First Federal of Northern Michigan Banco (NASDAQ:FFNM) filed Quarterly Report for the period ended 2009-06-30.
Alpena Bancshares is the parent corporation for First Federal of Northern Michigan a federally-chartered savings bank headquartered in Alpena Michigan. Their deposits are insured by the Federal Deposit Insurance Corporation. They operate nine full-service offices in their market area of Northern Michigan. First Federal of Northern Michigan Banco has a market cap of $6 million; its shares were traded at around $2.0799 with and P/S ratio of 0.3.
Highlight of Business Operations:For the quarter ended June 30, 2009, the Company reported net income from continuing operations of $42,000, or $0.01 per basic and diluted share, compared to a net loss of $236,000, or $0.08 per basic and diluted share, for the year earlier period, an increase of $278,000. Net income from continuing operations increased by $439,000 to net income of $189,000 for the six months ended June 30, 2009 from a net loss of $250,000 for the same period ended June 30, 2008.

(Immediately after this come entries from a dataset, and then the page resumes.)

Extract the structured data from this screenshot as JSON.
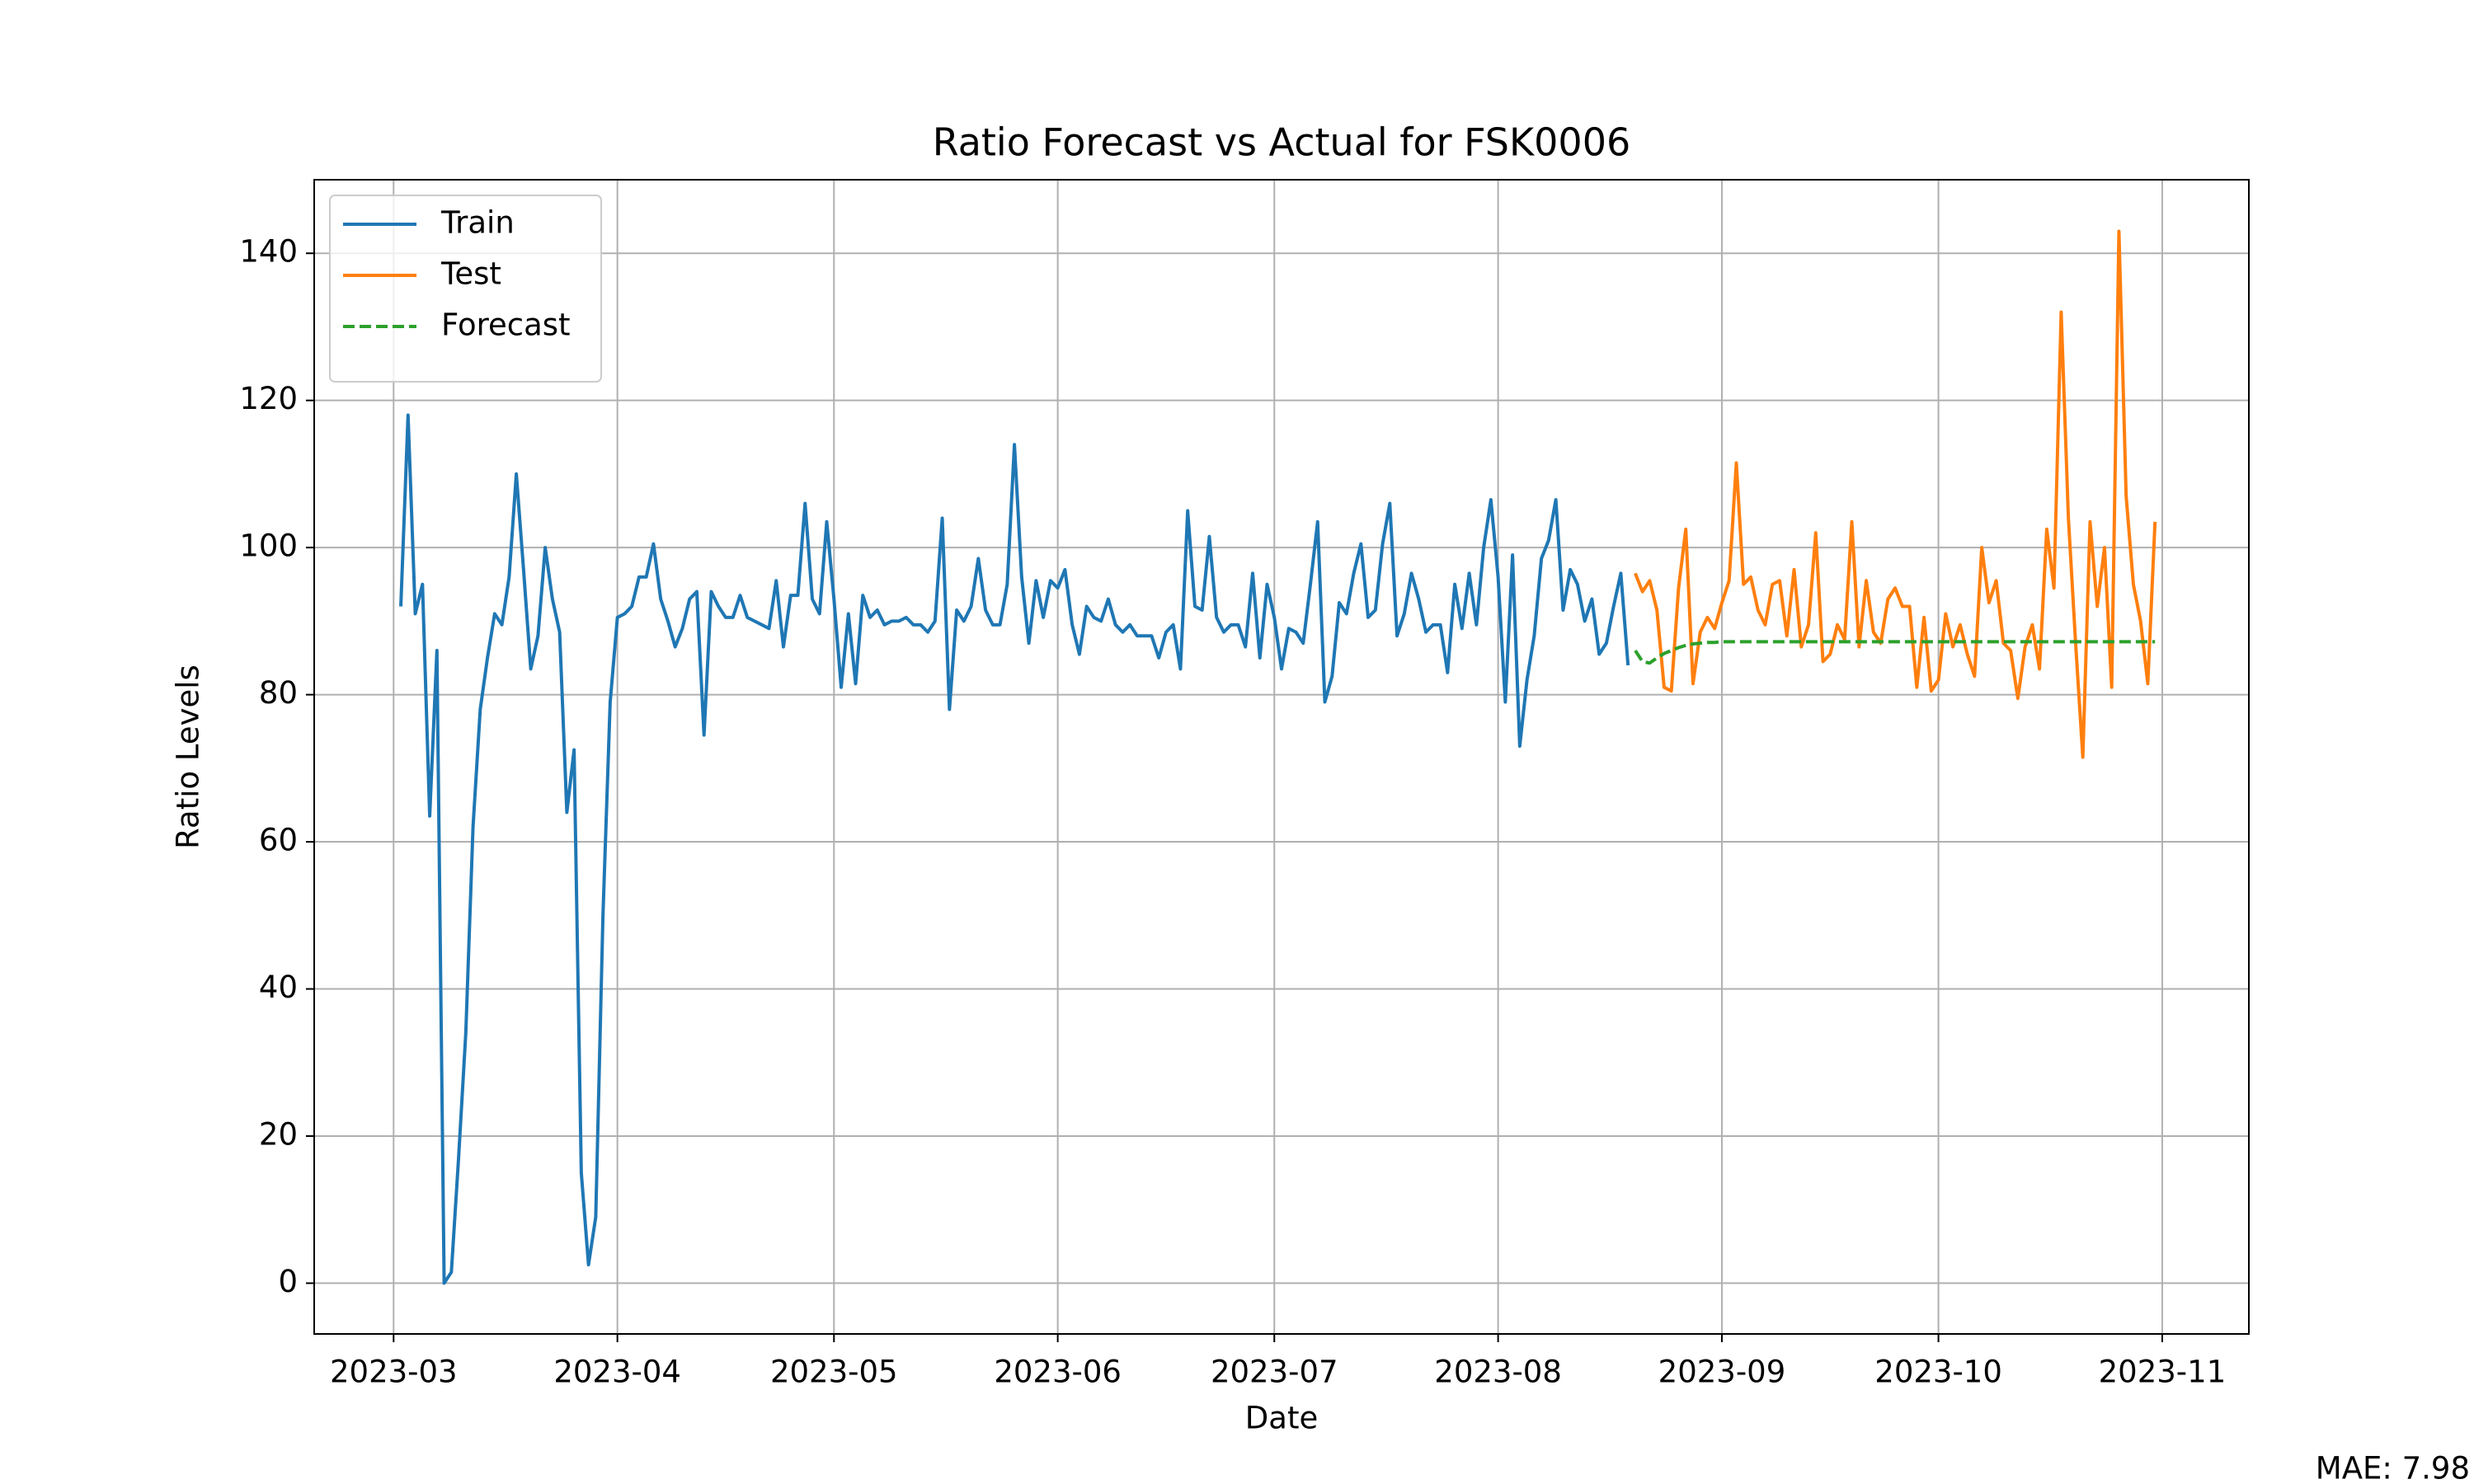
{
  "chart_data": {
    "type": "line",
    "title": "Ratio Forecast vs Actual for FSK0006",
    "x_label": "Date",
    "y_label": "Ratio Levels",
    "annotation": "MAE: 7.98",
    "xlim": [
      "2023-02-18",
      "2023-11-13"
    ],
    "xticks": [
      "2023-03",
      "2023-04",
      "2023-05",
      "2023-06",
      "2023-07",
      "2023-08",
      "2023-09",
      "2023-10",
      "2023-11"
    ],
    "ylim": [
      -6.9,
      150
    ],
    "yticks": [
      0,
      20,
      40,
      60,
      80,
      100,
      120,
      140
    ],
    "grid": true,
    "legend_position": "upper left",
    "series": [
      {
        "name": "Train",
        "color": "#1f77b4",
        "dashed": false,
        "x": [
          "2023-03-02",
          "2023-03-03",
          "2023-03-04",
          "2023-03-05",
          "2023-03-06",
          "2023-03-07",
          "2023-03-08",
          "2023-03-09",
          "2023-03-10",
          "2023-03-11",
          "2023-03-12",
          "2023-03-13",
          "2023-03-14",
          "2023-03-15",
          "2023-03-16",
          "2023-03-17",
          "2023-03-18",
          "2023-03-19",
          "2023-03-20",
          "2023-03-21",
          "2023-03-22",
          "2023-03-23",
          "2023-03-24",
          "2023-03-25",
          "2023-03-26",
          "2023-03-27",
          "2023-03-28",
          "2023-03-29",
          "2023-03-30",
          "2023-03-31",
          "2023-04-01",
          "2023-04-02",
          "2023-04-03",
          "2023-04-04",
          "2023-04-05",
          "2023-04-06",
          "2023-04-07",
          "2023-04-08",
          "2023-04-09",
          "2023-04-10",
          "2023-04-11",
          "2023-04-12",
          "2023-04-13",
          "2023-04-14",
          "2023-04-15",
          "2023-04-16",
          "2023-04-17",
          "2023-04-18",
          "2023-04-19",
          "2023-04-20",
          "2023-04-21",
          "2023-04-22",
          "2023-04-23",
          "2023-04-24",
          "2023-04-25",
          "2023-04-26",
          "2023-04-27",
          "2023-04-28",
          "2023-04-29",
          "2023-04-30",
          "2023-05-01",
          "2023-05-02",
          "2023-05-03",
          "2023-05-04",
          "2023-05-05",
          "2023-05-06",
          "2023-05-07",
          "2023-05-08",
          "2023-05-09",
          "2023-05-10",
          "2023-05-11",
          "2023-05-12",
          "2023-05-13",
          "2023-05-14",
          "2023-05-15",
          "2023-05-16",
          "2023-05-17",
          "2023-05-18",
          "2023-05-19",
          "2023-05-20",
          "2023-05-21",
          "2023-05-22",
          "2023-05-23",
          "2023-05-24",
          "2023-05-25",
          "2023-05-26",
          "2023-05-27",
          "2023-05-28",
          "2023-05-29",
          "2023-05-30",
          "2023-05-31",
          "2023-06-01",
          "2023-06-02",
          "2023-06-03",
          "2023-06-04",
          "2023-06-05",
          "2023-06-06",
          "2023-06-07",
          "2023-06-08",
          "2023-06-09",
          "2023-06-10",
          "2023-06-11",
          "2023-06-12",
          "2023-06-13",
          "2023-06-14",
          "2023-06-15",
          "2023-06-16",
          "2023-06-17",
          "2023-06-18",
          "2023-06-19",
          "2023-06-20",
          "2023-06-21",
          "2023-06-22",
          "2023-06-23",
          "2023-06-24",
          "2023-06-25",
          "2023-06-26",
          "2023-06-27",
          "2023-06-28",
          "2023-06-29",
          "2023-06-30",
          "2023-07-01",
          "2023-07-02",
          "2023-07-03",
          "2023-07-04",
          "2023-07-05",
          "2023-07-06",
          "2023-07-07",
          "2023-07-08",
          "2023-07-09",
          "2023-07-10",
          "2023-07-11",
          "2023-07-12",
          "2023-07-13",
          "2023-07-14",
          "2023-07-15",
          "2023-07-16",
          "2023-07-17",
          "2023-07-18",
          "2023-07-19",
          "2023-07-20",
          "2023-07-21",
          "2023-07-22",
          "2023-07-23",
          "2023-07-24",
          "2023-07-25",
          "2023-07-26",
          "2023-07-27",
          "2023-07-28",
          "2023-07-29",
          "2023-07-30",
          "2023-07-31",
          "2023-08-01",
          "2023-08-02",
          "2023-08-03",
          "2023-08-04",
          "2023-08-05",
          "2023-08-06",
          "2023-08-07",
          "2023-08-08",
          "2023-08-09",
          "2023-08-10",
          "2023-08-11",
          "2023-08-12",
          "2023-08-13",
          "2023-08-14",
          "2023-08-15",
          "2023-08-16",
          "2023-08-17",
          "2023-08-18",
          "2023-08-19"
        ],
        "values": [
          92,
          118,
          91,
          95,
          63.5,
          86,
          0,
          1.5,
          17,
          34,
          62,
          78,
          85,
          91,
          89.5,
          96,
          110,
          97,
          83.5,
          88,
          100,
          93,
          88.5,
          64,
          72.5,
          15,
          2.5,
          9,
          50,
          79,
          90.5,
          91,
          92,
          96,
          96,
          100.5,
          93,
          90,
          86.5,
          89,
          93,
          94,
          74.5,
          94,
          92,
          90.5,
          90.5,
          93.5,
          90.5,
          90,
          89.5,
          89,
          95.5,
          86.5,
          93.5,
          93.5,
          106,
          93,
          91,
          103.5,
          93,
          81,
          91,
          81.5,
          93.5,
          90.5,
          91.5,
          89.5,
          90,
          90,
          90.5,
          89.5,
          89.5,
          88.5,
          90,
          104,
          78,
          91.5,
          90,
          92,
          98.5,
          91.5,
          89.5,
          89.5,
          95,
          114,
          96,
          87,
          95.5,
          90.5,
          95.5,
          94.5,
          97,
          89.5,
          85.5,
          92,
          90.5,
          90,
          93,
          89.5,
          88.5,
          89.5,
          88,
          88,
          88,
          85,
          88.5,
          89.5,
          83.5,
          105,
          92,
          91.5,
          101.5,
          90.5,
          88.5,
          89.5,
          89.5,
          86.5,
          96.5,
          85,
          95,
          90.5,
          83.5,
          89,
          88.5,
          87,
          95,
          103.5,
          79,
          82.5,
          92.5,
          91,
          96.5,
          100.5,
          90.5,
          91.5,
          100.5,
          106,
          88,
          91,
          96.5,
          93,
          88.5,
          89.5,
          89.5,
          83,
          95,
          89,
          96.5,
          89.5,
          100,
          106.5,
          96,
          79,
          99,
          73,
          82,
          88,
          98.5,
          101,
          106.5,
          91.5,
          97,
          95,
          90,
          93,
          85.5,
          87,
          92,
          96.5,
          84
        ]
      },
      {
        "name": "Test",
        "color": "#ff7f0e",
        "dashed": false,
        "x": [
          "2023-08-20",
          "2023-08-21",
          "2023-08-22",
          "2023-08-23",
          "2023-08-24",
          "2023-08-25",
          "2023-08-26",
          "2023-08-27",
          "2023-08-28",
          "2023-08-29",
          "2023-08-30",
          "2023-08-31",
          "2023-09-01",
          "2023-09-02",
          "2023-09-03",
          "2023-09-04",
          "2023-09-05",
          "2023-09-06",
          "2023-09-07",
          "2023-09-08",
          "2023-09-09",
          "2023-09-10",
          "2023-09-11",
          "2023-09-12",
          "2023-09-13",
          "2023-09-14",
          "2023-09-15",
          "2023-09-16",
          "2023-09-17",
          "2023-09-18",
          "2023-09-19",
          "2023-09-20",
          "2023-09-21",
          "2023-09-22",
          "2023-09-23",
          "2023-09-24",
          "2023-09-25",
          "2023-09-26",
          "2023-09-27",
          "2023-09-28",
          "2023-09-29",
          "2023-09-30",
          "2023-10-01",
          "2023-10-02",
          "2023-10-03",
          "2023-10-04",
          "2023-10-05",
          "2023-10-06",
          "2023-10-07",
          "2023-10-08",
          "2023-10-09",
          "2023-10-10",
          "2023-10-11",
          "2023-10-12",
          "2023-10-13",
          "2023-10-14",
          "2023-10-15",
          "2023-10-16",
          "2023-10-17",
          "2023-10-18",
          "2023-10-19",
          "2023-10-20",
          "2023-10-21",
          "2023-10-22",
          "2023-10-23",
          "2023-10-24",
          "2023-10-25",
          "2023-10-26",
          "2023-10-27",
          "2023-10-28",
          "2023-10-29",
          "2023-10-30",
          "2023-10-31"
        ],
        "values": [
          96.5,
          94,
          95.5,
          91.5,
          81,
          80.5,
          94.5,
          102.5,
          81.5,
          88.5,
          90.5,
          89,
          92.5,
          95.5,
          111.5,
          95,
          96,
          91.5,
          89.5,
          95,
          95.5,
          88,
          97,
          86.5,
          89.5,
          102,
          84.5,
          85.5,
          89.5,
          87.5,
          103.5,
          86.5,
          95.5,
          88.5,
          87,
          93,
          94.5,
          92,
          92,
          81,
          90.5,
          80.5,
          82,
          91,
          86.5,
          89.5,
          85.5,
          82.5,
          100,
          92.5,
          95.5,
          87,
          86,
          79.5,
          86.5,
          89.5,
          83.5,
          102.5,
          94.5,
          132,
          104,
          87,
          71.5,
          103.5,
          92,
          100,
          81,
          143,
          107,
          95,
          90,
          81.5,
          103.5
        ]
      },
      {
        "name": "Forecast",
        "color": "#2ca02c",
        "dashed": true,
        "x": [
          "2023-08-20",
          "2023-08-21",
          "2023-08-22",
          "2023-08-23",
          "2023-08-24",
          "2023-08-25",
          "2023-08-26",
          "2023-08-27",
          "2023-08-28",
          "2023-08-29",
          "2023-08-30",
          "2023-08-31",
          "2023-09-01",
          "2023-09-02",
          "2023-09-03",
          "2023-09-04",
          "2023-09-05",
          "2023-09-06",
          "2023-09-07",
          "2023-09-08",
          "2023-09-09",
          "2023-09-10",
          "2023-09-11",
          "2023-09-12",
          "2023-09-13",
          "2023-09-14",
          "2023-09-15",
          "2023-09-16",
          "2023-09-17",
          "2023-09-18",
          "2023-09-19",
          "2023-09-20",
          "2023-09-21",
          "2023-09-22",
          "2023-09-23",
          "2023-09-24",
          "2023-09-25",
          "2023-09-26",
          "2023-09-27",
          "2023-09-28",
          "2023-09-29",
          "2023-09-30",
          "2023-10-01",
          "2023-10-02",
          "2023-10-03",
          "2023-10-04",
          "2023-10-05",
          "2023-10-06",
          "2023-10-07",
          "2023-10-08",
          "2023-10-09",
          "2023-10-10",
          "2023-10-11",
          "2023-10-12",
          "2023-10-13",
          "2023-10-14",
          "2023-10-15",
          "2023-10-16",
          "2023-10-17",
          "2023-10-18",
          "2023-10-19",
          "2023-10-20",
          "2023-10-21",
          "2023-10-22",
          "2023-10-23",
          "2023-10-24",
          "2023-10-25",
          "2023-10-26",
          "2023-10-27",
          "2023-10-28",
          "2023-10-29",
          "2023-10-30",
          "2023-10-31"
        ],
        "values": [
          86,
          84.5,
          84.3,
          85,
          85.6,
          86,
          86.4,
          86.7,
          86.9,
          87,
          87.1,
          87.1,
          87.2,
          87.2,
          87.2,
          87.2,
          87.2,
          87.2,
          87.2,
          87.2,
          87.2,
          87.2,
          87.2,
          87.2,
          87.2,
          87.2,
          87.2,
          87.2,
          87.2,
          87.2,
          87.2,
          87.2,
          87.2,
          87.2,
          87.2,
          87.2,
          87.2,
          87.2,
          87.2,
          87.2,
          87.2,
          87.2,
          87.2,
          87.2,
          87.2,
          87.2,
          87.2,
          87.2,
          87.2,
          87.2,
          87.2,
          87.2,
          87.2,
          87.2,
          87.2,
          87.2,
          87.2,
          87.2,
          87.2,
          87.2,
          87.2,
          87.2,
          87.2,
          87.2,
          87.2,
          87.2,
          87.2,
          87.2,
          87.2,
          87.2,
          87.2,
          87.2,
          87.2
        ]
      }
    ]
  }
}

Total assets decreased by $7.2 million, or 2.9%, from $247.7 million as of December 31, 2008 to $240.5 million as of June 30, 2009. Investment securities available for sale increased by $1.9 million and net loans receivable decreased $10.0 million during this time period. Total deposits decreased $3.5 million from December 31, 2008 to June 30, 2009 and Federal Home Loan Bank advances decreased by $250,000 while equity increased by $145,000.
ASSETS: Total assets decreased $7.2 million, or 2.9%, to $240.5 million at June 30, 2009 from $247.7 million at December 31, 2008. Investment securities available for sale increased $1.9 million, or 7.6% from December 31, 2008 to June 30, 2009. Net loans receivable decreased $10.0 million, or 5.2% to $182.3 million at June 30, 2009 from $192.3 million at December 31, 2008. The decrease in net loans was attributable primarily to shrinkage of the residential mortgage loan portfolio due to portfolio mortgage refinances which were sold into the secondary market wherever possible due to continued historically low market interest rates. We also experienced some decrease in our consumer loan portfolio due to slowed origination activity related to declining property values and also in our commercial portfolio due in part to loan pay-offs and loan charge-offs.
LIABILITIES: Deposits decreased $3.5 million, or 2.1%, to $162.3 million at June 30, 2009 from $165.8 million at December 31, 2008. The decrease in deposits was largely attributable to shrinkage of our traditional certificate of deposit product as we were not the market leader in rates on these products during this time period. The decrease in our certificate of deposit products was partially offset by modest increases of $649,000 in savings accounts, $576,000 in demand deposit accounts and $754,000 in non-interest bearing demand deposit accounts. We also experienced a $3.1 million shift from liquid certificate of deposit products into our money market deposit accounts. Repo sweep accounts decreased $4.0 million as several of our commercial customers reduced the amount on deposit with us due to timing of their expenses, but did not close accounts. Total FHLB advances decreased $250,000 to $40.0 million at June 30, 2009 from December 31, 2008 as we paid down advances with funds from loan payments and payoffs.
Interest Income: Interest income decreased by $606,000 million to $6.5 million for the six month period ended June 30, 2009 from $7.1 million for the same six month period in 2008. This decrease was primarily attributed to a decline in the average balance of interest earning assets of $2.1 million to $230.6 million for the six month period ended June 30, 2009 from $232.7 million for the six month period ended June 30, 2008. In addition, we experienced a decrease in the yield on those interest earning assets of 45 basis points to 5.65% period over period. Notably, the yield on non-mortgage loans decreased 83 basis points period over period to 5.64% over an average balance of $107.2 million due in part to declining interest rates and in part to an increase in the amount of non-performing mortgage loans period over period.
The Company intends to retain for its portfolio certain originated residential mortgage loans (primarily adjustable rate and shorter term fixed rate mortgage loans) and to generally sell the remainder in the secondary market. The Bank will from time to time participate in or originate commercial real estate loans, including real estate development loans. During the six month period ended June 30, 2009, the Company originated $39.0 million in residential mortgage loans, of which $4.4 million were retained in portfolio while the remainder were sold in the secondary market or are being held for sale. This compares to $15.4 million in originations during the first six months of 2008 of which $8.3 million were retained in portfolio. The Company also originated $13.7 million of commercial loans and $2.2 million of consumer loans in the first six months of 2009 compared to $17.1 million of commercial loans and $3.0 million of consumer loans for the same period in 2008. Of total loans receivable, excluding loans held for sale, mortgage loans comprised 45.5% and 47.2%, commercial loans 41.9% and 39.3% and consumer loans 12.6% and 13.5% at June 30, 2009 and June 30, 2008, respectively.